All these seem to me to be perfectly legitimate examples of the way in which the Church must expand its traditional language in order to communicate with the world outside, or only partially inside. But there must be limits. If someone is to have a funeral in church, rather than at Stonehenge or down the crem, he must also speak some of the church's language, and the argument, made by a large number of people who wish the Church of England well, and not just by its enemies, is that too much was conceded in the Westminster Abbey service.

There was no sermon, for example. Earl Spencer's magnificent piece of score-settling was much better theatre than anything the Archbishop of Canterbury might have said; but it was not very Christian, and in one passage it was directly unchristian. Diana, he said, was too human to have been a saint. But the whole point about saints is that they are human, too.

The argument, then, is not that Lord Spencer should not have spoken; only that there should have been some recognisably Christian message delivered after his. This turns out to be a matter of manners rather than law: Westminster Abbey is a "royal peculiar": one of those churches directly under the control of the sovereign.
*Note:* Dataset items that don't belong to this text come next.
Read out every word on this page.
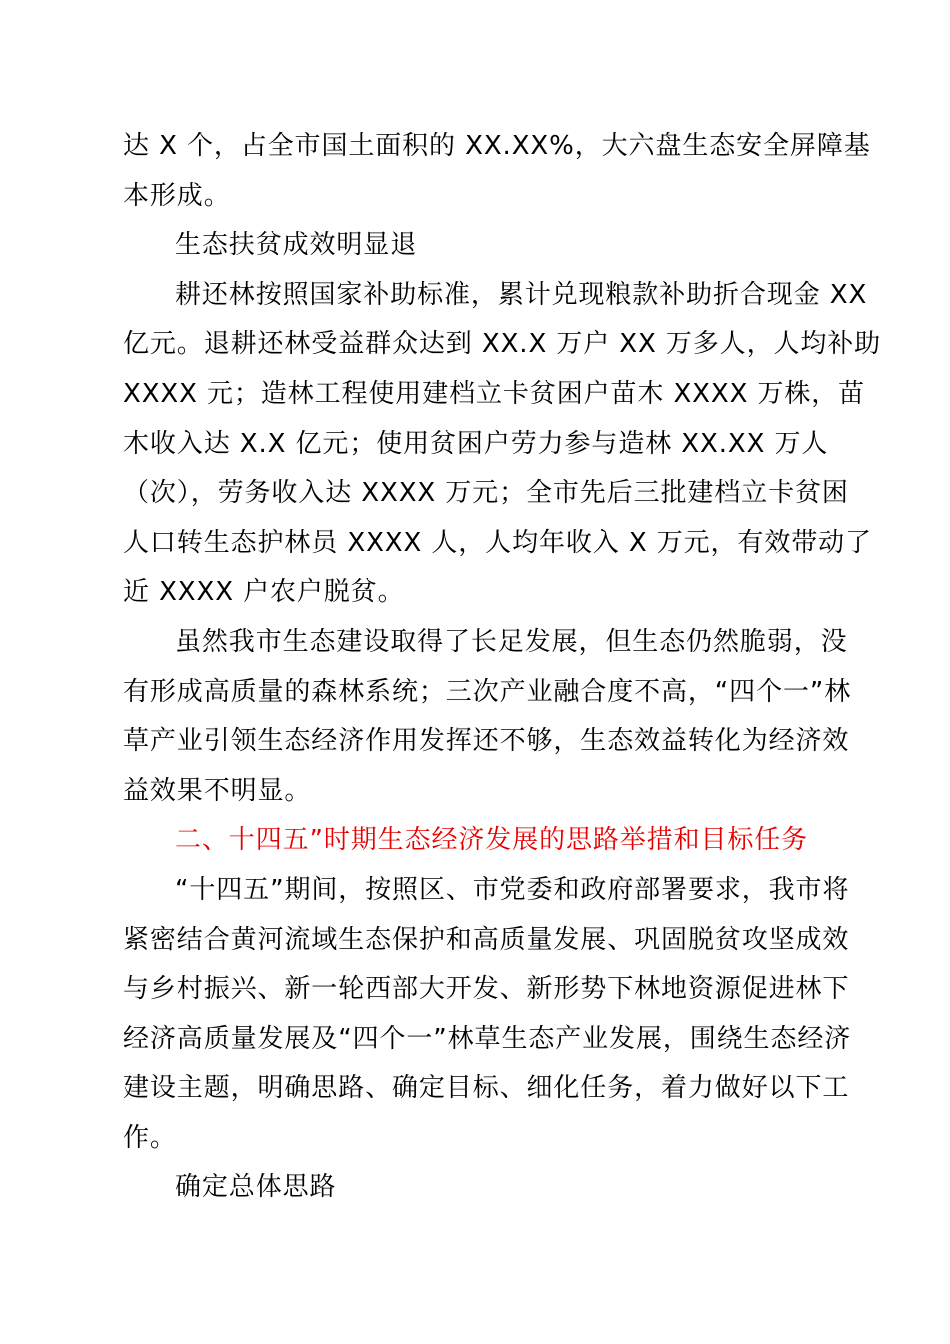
达 X 个，占全市国土面积的 XX.XX%，大六盘生态安全屏障基
本形成。
生态扶贫成效明显退
耕还林按照国家补助标准，累计兑现粮款补助折合现金 XX
亿元。退耕还林受益群众达到 XX.X 万户 XX 万多人，人均补助
XXXX 元；造林工程使用建档立卡贫困户苗木 XXXX 万株，苗
木收入达 X.X 亿元；使用贫困户劳力参与造林 XX.XX 万人
（次），劳务收入达 XXXX 万元；全市先后三批建档立卡贫困
人口转生态护林员 XXXX 人，人均年收入 X 万元，有效带动了
近 XXXX 户农户脱贫。
虽然我市生态建设取得了长足发展，但生态仍然脆弱，没
有形成高质量的森林系统；三次产业融合度不高，“四个一”林
草产业引领生态经济作用发挥还不够，生态效益转化为经济效
益效果不明显。
二、十四五”时期生态经济发展的思路举措和目标任务
“十四五”期间，按照区、市党委和政府部署要求，我市将
紧密结合黄河流域生态保护和高质量发展、巩固脱贫攻坚成效
与乡村振兴、新一轮西部大开发、新形势下林地资源促进林下
经济高质量发展及“四个一”林草生态产业发展，围绕生态经济
建设主题，明确思路、确定目标、细化任务，着力做好以下工
作。
确定总体思路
So if she wanted the service she had, or if Prince Charles decides he wants a homeopathic coronation, it is all legal, and the Dean remains as powerless against the Royal Family as the Crown Appointments Commission is against Tony Blair.

There are sensible justifications for what was actually done: it is difficult to argue that the Church of England would have gained more respect if Dr Carey had preached than it gained by his staying largely silent. Those parish priests whom I have asked about the issue mostly think that the splendours of the ceremonial carried to the general public the message that the Church was good for something; and say that, even if the public did not quite gather what that something was, it was still better than supposing the Church good for nothing. But others were shocked, and will remain so.

Still, worse things happen at other funerals every week: one priest remarked that at least the coffin had not left the abbey, as one of his had left the crematorium, to the strains of "The Best Little Whorehouse in Texas".